Dead to Writes (Cathy Wiley)

It's another murder mystery, and once again, my gut feeling gave an erroneous assumption. Thankfully, Cassandra Ellis and Detective James Whittaker were not so easily misled.
  • Overall: 3.4 ҉
  • Plot: 4/5
  • Originality: 4/5
  • Language: 2/5
  • Believability: 3.5/5
The premise of the story is quite simple: an author writes murder mysteries, and people around her end up dead. With that being said, the mystery itself certainly wasn't, as I had my finger pointed at the wrong character down to the last 80% of the story. Wiley does a commendable job at misdirection, opening multiple possibilities and thinning them out only to throw them under suspicion once again. The reader feels like he or she is right there alongside Cassie, trying to figure out who is killing off her friends.

As far as characterization goes, Cassie was very well done. Her personality is consistent throughout the story, and her inquisitiveness and foolish bravery are certainly memorable. The overactive imagination that she displays, along with a tendency to let her characters run away with her storyline, is something that real authors are blessed struggle with, and I can certainly believe that she is one of them.

What I did have difficulty putting my faith into was her relationship with James. Once the two finally got together, it was fine, but the events leading up to that resolution felt a bit forced. The attraction that they each allude to in the other's absence isn't readily evident whenever they meet face-to-face in the first half of the novel, omniscient third party explanations notwithstanding. I suppose that what I was looking for was a keener sense of the underlying sexual tension. Then again, that's not how every relationship operates at its inception, so I might just be missing the connection.
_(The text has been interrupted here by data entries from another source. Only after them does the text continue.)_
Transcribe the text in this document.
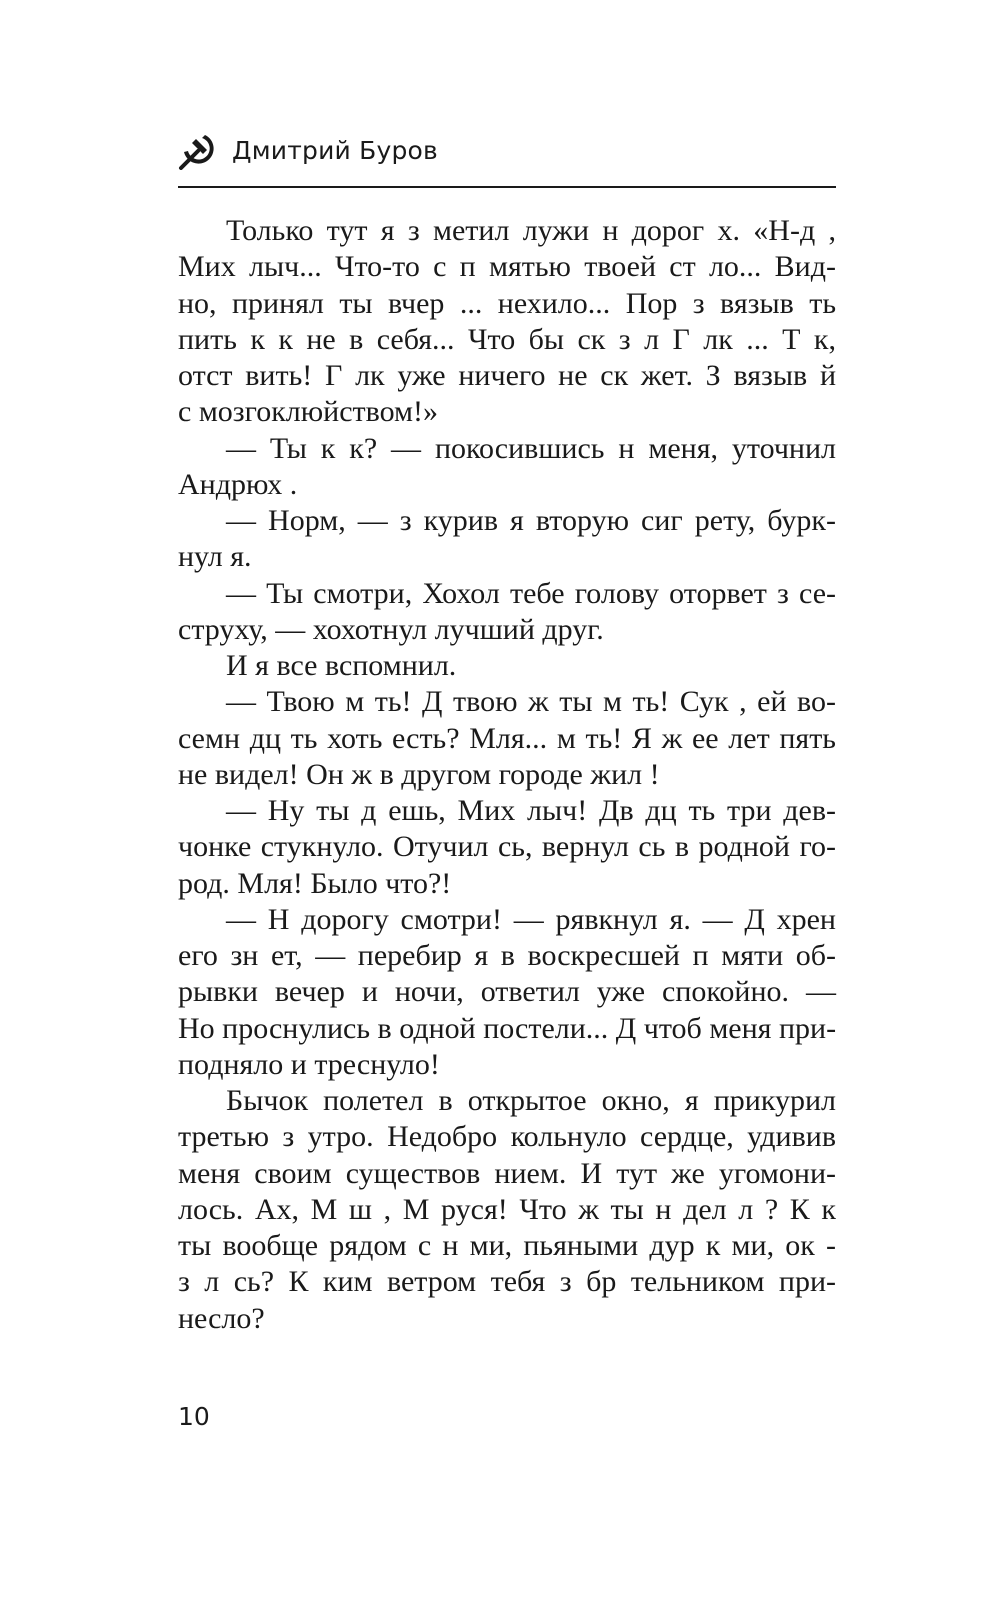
Дмитрий Буров
Только тут я з метил лужи н дорог х. «Н-д ,
Мих лыч... Что-то с п мятью твоей ст ло... Вид-
но, принял ты вчер ... нехило... Пор з вязыв ть
пить к к не в себя... Что бы ск з л Г лк ... Т к,
отст вить! Г лк уже ничего не ск жет. З вязыв й
с мозгоклюйством!»
— Ты к к? — покосившись н меня, уточнил
Андрюх .
— Норм, — з курив я вторую сиг рету, бурк-
нул я.
— Ты смотри, Хохол тебе голову оторвет з се-
струху, — хохотнул лучший друг.
И я все вспомнил.
— Твою м ть! Д твою ж ты м ть! Сук , ей во-
семн дц ть хоть есть? Мля... м ть! Я ж ее лет пять
не видел! Он ж в другом городе жил !
— Ну ты д ешь, Мих лыч! Дв дц ть три дев-
чонке стукнуло. Отучил сь, вернул сь в родной го-
род. Мля! Было что?!
— Н дорогу смотри! — рявкнул я. — Д хрен
его зн ет, — перебир я в воскресшей п мяти об-
рывки вечер и ночи, ответил уже спокойно. —
Но проснулись в одной постели... Д чтоб меня при-
подняло и треснуло!
Бычок полетел в открытое окно, я прикурил
третью з утро. Недобро кольнуло сердце, удивив
меня своим существов нием. И тут же угомони-
лось. Ах, М ш , М руся! Что ж ты н дел л ? К к
ты вообще рядом с н ми, пьяными дур к ми, ок -
з л сь? К ким ветром тебя з бр тельником при-
несло?
10
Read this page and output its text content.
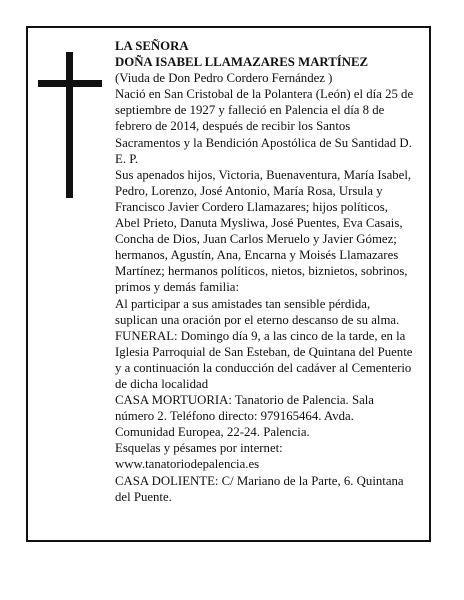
LA SEÑORA

DOÑA ISABEL LLAMAZARES MARTÍNEZ

(Viuda de Don Pedro Cordero Fernández )

Nació en San Cristobal de la Polantera (León) el día 25 de septiembre de 1927 y falleció en Palencia el día 8 de febrero de 2014, después de recibir los Santos Sacramentos y la Bendición Apostólica de Su Santidad D. E. P.

Sus apenados hijos, Victoria, Buenaventura, María Isabel, Pedro, Lorenzo, José Antonio, María Rosa, Ursula y Francisco Javier Cordero Llamazares; hijos políticos, Abel Prieto, Danuta Mysliwa, José Puentes, Eva Casais, Concha de Dios, Juan Carlos Meruelo y Javier Gómez; hermanos, Agustín, Ana, Encarna y Moisés Llamazares Martínez; hermanos políticos, nietos, biznietos, sobrinos, primos y demás familia:

Al participar a sus amistades tan sensible pérdida, suplican una oración por el eterno descanso de su alma.

FUNERAL: Domingo día 9, a las cinco de la tarde, en la Iglesia Parroquial de San Esteban, de Quintana del Puente y a continuación la conducción del cadáver al Cementerio de dicha localidad

CASA MORTUORIA: Tanatorio de Palencia. Sala número 2. Teléfono directo: 979165464. Avda. Comunidad Europea, 22-24. Palencia.

Esquelas y pésames por internet:

www.tanatoriodepalencia.es

CASA DOLIENTE: C/ Mariano de la Parte, 6. Quintana del Puente.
Other than that, the sequence of events made sense. The timings of the murders were well thought out, and the victims themselves were all logical choices. The pacing was quick without feeling rushed, and I was eagerly anticipating each new screen as I wondered what the denouement would  ultimately be. Some key scenes could have been woven in better, and I have the sneaking suspicion that the story might have worked just as well without them. These were brief hiccups in the continuity of the tale, and I soon got over them and moved on. It helped that the action really started to pick up in the latter half of the book.

Unfortunately, the language used wasn't quite as satisfying as the story itself. There was an abundance of sentence fragments scattered throughout its pages; I surmise that these were intended to reflect the flightiness of Cassandra's thoughts and, to some extent, they did.  Still, this might have been accomplished through other literary techniques. Many of the sentences could have stood on their own short legs without beginning with a conjunction; they would still retain the oomph that they were meant to deliver by being so brief. The same goes for sentences that included noticeable repetition of words or the occasional bout of awkward phrasing. This might not bother most, but I found it to be distracting.

Overall, Dead to Writes is an enjoyable read. The heroine is quirky, likable, and easy to identify with, while the mystery itself successfully keeps you guessing. Wiley's characters show a great deal of promise, and it will be interesting to see how they mature in future sleuthing adventures.